Was Chopper Read actually a fraud?
MARK Brandon "Chopper" Read has become a legendary figure in the annals of Australian crime.
The late Melburnian gangster, known for his bleak sense of humour, lack of ears and extreme violence is about to be thrown into the spotlight again.
Channel Nine's mini-series Underbelly Files: Chopper airs this weekend and it will no doubt antagonise Read's critics.
His reputation as a hard man began when he started ripping off drug dealers in Melbourne. He then went on to make a living kidnapping and torturing members of the criminal underworld.
The street gang member had become a household name by the time he died, aged 58, in 2013 - just one year after he was diagnosed with liver cancer. His fame was due not only to his fearsome reputation as a criminal but also because he told his own words as an author.
His crook anecdotes, which include chopping a man's leg off with a shovel and torching a victim's feet with a blowtorch, inspired Andrew Dominik's fantastic film Chopper, starring Eric Bana as the main man in 2000.
In his books, Read claims to have been involved in the killing of 19 people and the attempted murder of 11 others.
But these stories have been picked apart ever since Read wrote them.
"It was a series of books on the life of Chopper Read that many consider to be the greatest crime against literature in the history of the written word," wrote crime journalist John Silvester in a newly-released foreword in Read's 1991 book Chopper: From the Inside.
"There is no doubt some of Read's stories are embellished, polished or in some cases, stolen, but there is also no doubt that through the 1970s and 1980s he was one of the most dangerous men in Australia.
"Dangerous gangsters feared Read because he was a local version of an underworld terrorist. For many years, he saw himself as a street soldier who didn't care if he lived or died."
However, Mr Silvester said that the idea that Read was some sort of "underworld mastermind" is a popular misconception.
Read spent just 13 months outside prison between the ages of 20 and 38.
He served time after being convicted of armed robbery, kidnapping, arson, impersonating a police officer, assault and attempted murder.

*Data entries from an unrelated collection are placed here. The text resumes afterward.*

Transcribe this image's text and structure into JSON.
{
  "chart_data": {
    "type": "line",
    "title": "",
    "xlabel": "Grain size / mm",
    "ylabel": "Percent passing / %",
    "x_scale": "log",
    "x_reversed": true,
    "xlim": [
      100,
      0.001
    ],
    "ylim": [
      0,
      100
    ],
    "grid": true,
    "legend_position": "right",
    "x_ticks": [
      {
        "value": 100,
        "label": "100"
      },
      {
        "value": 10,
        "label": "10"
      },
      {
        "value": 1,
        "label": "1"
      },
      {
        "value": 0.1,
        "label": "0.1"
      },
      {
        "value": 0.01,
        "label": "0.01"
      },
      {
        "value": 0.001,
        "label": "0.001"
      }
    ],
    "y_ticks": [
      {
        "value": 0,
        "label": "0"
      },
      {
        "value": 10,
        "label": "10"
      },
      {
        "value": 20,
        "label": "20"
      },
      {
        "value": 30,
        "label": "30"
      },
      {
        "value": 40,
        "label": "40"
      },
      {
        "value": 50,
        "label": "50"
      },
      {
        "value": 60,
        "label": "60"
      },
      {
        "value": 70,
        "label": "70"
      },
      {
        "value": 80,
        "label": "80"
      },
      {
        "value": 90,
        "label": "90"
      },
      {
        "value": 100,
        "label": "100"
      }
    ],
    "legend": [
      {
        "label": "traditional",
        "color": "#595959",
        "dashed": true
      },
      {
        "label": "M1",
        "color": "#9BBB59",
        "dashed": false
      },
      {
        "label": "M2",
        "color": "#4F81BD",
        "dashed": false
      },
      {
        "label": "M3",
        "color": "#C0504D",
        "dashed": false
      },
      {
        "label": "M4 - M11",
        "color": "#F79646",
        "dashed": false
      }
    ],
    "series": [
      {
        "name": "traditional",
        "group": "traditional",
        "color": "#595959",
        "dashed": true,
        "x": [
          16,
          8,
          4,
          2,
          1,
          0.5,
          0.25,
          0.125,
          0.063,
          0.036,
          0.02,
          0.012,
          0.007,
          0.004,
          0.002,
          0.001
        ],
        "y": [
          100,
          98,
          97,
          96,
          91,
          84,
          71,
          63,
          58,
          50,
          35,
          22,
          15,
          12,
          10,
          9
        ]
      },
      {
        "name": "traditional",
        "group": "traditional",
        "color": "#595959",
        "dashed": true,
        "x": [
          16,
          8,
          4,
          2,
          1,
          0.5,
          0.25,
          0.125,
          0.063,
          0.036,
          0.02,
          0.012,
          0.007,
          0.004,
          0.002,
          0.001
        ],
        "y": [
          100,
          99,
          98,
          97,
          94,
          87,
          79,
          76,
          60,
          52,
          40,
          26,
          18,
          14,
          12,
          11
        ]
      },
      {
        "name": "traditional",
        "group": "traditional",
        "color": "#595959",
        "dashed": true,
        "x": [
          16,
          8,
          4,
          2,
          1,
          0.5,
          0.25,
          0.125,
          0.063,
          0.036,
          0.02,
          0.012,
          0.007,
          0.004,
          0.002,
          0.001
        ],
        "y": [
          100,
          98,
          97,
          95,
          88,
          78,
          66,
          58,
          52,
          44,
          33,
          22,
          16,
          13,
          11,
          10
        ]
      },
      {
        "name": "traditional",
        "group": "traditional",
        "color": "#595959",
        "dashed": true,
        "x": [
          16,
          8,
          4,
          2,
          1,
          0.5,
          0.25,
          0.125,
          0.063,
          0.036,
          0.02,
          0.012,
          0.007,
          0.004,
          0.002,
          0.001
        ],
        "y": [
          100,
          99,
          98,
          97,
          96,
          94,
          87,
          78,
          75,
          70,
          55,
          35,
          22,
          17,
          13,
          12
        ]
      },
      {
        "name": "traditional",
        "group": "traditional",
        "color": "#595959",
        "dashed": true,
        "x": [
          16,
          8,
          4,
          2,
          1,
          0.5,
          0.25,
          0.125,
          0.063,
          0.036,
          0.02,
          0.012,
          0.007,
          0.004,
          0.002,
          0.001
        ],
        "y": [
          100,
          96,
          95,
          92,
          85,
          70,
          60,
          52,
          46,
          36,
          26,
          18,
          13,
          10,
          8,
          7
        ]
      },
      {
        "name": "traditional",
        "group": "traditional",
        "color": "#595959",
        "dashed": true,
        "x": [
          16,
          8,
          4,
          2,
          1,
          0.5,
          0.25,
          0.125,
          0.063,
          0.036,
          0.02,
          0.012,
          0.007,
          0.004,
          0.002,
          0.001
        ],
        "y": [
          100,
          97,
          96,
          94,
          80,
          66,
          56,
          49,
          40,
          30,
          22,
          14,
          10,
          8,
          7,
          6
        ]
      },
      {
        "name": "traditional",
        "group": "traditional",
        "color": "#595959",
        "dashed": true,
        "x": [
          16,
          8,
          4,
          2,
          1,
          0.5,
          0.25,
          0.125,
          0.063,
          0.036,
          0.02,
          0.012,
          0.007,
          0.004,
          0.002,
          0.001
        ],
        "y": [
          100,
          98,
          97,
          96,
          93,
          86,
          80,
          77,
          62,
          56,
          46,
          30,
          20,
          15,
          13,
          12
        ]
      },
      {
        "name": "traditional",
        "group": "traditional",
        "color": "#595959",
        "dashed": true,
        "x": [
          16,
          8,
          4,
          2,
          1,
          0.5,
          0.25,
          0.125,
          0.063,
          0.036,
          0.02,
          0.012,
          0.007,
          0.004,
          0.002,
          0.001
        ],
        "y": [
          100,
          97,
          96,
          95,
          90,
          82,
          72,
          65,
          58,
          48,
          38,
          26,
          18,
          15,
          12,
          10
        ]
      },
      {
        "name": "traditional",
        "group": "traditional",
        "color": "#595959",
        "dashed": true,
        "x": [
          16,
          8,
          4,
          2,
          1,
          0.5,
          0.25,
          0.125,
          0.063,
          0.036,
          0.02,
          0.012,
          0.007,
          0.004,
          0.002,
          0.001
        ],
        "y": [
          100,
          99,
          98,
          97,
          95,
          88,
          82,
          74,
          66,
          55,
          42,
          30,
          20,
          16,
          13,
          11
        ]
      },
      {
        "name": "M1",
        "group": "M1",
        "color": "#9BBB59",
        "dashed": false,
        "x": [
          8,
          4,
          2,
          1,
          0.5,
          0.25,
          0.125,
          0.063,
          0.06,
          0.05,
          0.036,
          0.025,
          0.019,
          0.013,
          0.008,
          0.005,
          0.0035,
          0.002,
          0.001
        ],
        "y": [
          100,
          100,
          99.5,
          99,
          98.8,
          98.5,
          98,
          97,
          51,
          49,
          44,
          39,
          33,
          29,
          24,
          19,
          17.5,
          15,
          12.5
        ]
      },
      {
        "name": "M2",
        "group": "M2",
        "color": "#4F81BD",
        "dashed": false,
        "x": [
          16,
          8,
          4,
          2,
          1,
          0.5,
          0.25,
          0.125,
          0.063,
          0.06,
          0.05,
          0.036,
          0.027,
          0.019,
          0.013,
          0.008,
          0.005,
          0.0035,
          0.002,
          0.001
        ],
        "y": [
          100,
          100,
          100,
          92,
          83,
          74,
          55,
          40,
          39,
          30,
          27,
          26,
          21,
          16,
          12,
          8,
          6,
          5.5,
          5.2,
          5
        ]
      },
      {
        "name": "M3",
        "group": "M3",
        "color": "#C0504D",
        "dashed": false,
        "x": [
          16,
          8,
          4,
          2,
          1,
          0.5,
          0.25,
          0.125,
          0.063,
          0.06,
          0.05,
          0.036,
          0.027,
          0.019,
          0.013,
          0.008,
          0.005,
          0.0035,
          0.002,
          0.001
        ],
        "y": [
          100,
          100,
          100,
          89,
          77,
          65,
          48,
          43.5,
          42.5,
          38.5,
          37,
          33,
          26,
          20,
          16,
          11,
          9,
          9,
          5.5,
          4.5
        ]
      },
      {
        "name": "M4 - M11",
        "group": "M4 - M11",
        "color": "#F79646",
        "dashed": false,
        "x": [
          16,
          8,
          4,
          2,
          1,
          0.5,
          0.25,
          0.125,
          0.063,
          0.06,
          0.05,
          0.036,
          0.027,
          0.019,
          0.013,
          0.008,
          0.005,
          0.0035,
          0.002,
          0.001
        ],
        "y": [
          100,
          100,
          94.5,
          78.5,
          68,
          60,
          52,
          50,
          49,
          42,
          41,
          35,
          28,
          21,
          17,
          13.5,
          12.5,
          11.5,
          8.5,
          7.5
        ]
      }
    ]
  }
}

He was sentenced to 13 years in jail for attempting to kidnap a County Court judge at gunpoint.
"His criminal history is littered with blunders," wrote Mr Silvester. "His police record shows that when he broke the law he was usually caught and convicted."
Read's fearsome reputation was no doubt helped by other strange incidents in his life, like the infamous moment he had a fellow prisoner cut his ears off in the late 1970s - as part of an attempt to get out of Pentridge Prison's H division.
Read famously wrote that the ears moved around on the floor like "Mexican jumping beans".
Mr Silvester personally antagonised Read with a Herald Sun piece in 1990 about Chopper's acquittal of the 1987 killing of Sammy 'The Turk' Ozerkam outside St Kilda's Bojangles nightclub - in which the reporter called him "all sorts of nasty names".
The journalist said he was sent a Christmas card shortly after. He thought this was surprising because it was nowhere near the festive season and he was even more surprised to see it had been sent by Chopper.
"May the Yuletide log fall from your fireplace and burn your house down. Seasons Greetings and Jingle Bells. Chopper Read,"it read.
However, not long after the bizarre incident, the pair met for an interview while Read was serving time inside Pentridge's notorious H Division. And it was then that Mr Silvester came to understand what made the notorious criminal tick.
"Unlike most crooks, he didn't make excuses, didn't claim he had been railroaded and didn't blame his childhood," Mr Silvester wrote.
However, in his books, Read considers himself a vigilante who hatred of bullies and hard men stems from school - where he says was repeatedly picked on.
He wrote in Chopper: From the Inside, that everyone he claims to have killed deserved it.
"I have personally been involved in 19 deaths inside and outside of jail since 1971," he wrote. "Okay, it's no world record, but it's not bad for the little kid in the schoolyard who always got bashed.
"All those who dies had it coming. There wasn't a 'civilian' in the bunch, and I don't regret one.
"It's not that many when you think of all the criminal violence there has been in Victoria over the years.
"Strange as it may seem, I have never considered myself a murderer, because they all had it coming.
"Most of them came under the heading of tactical necessities. All of them were killers and violent crims, so no big deal."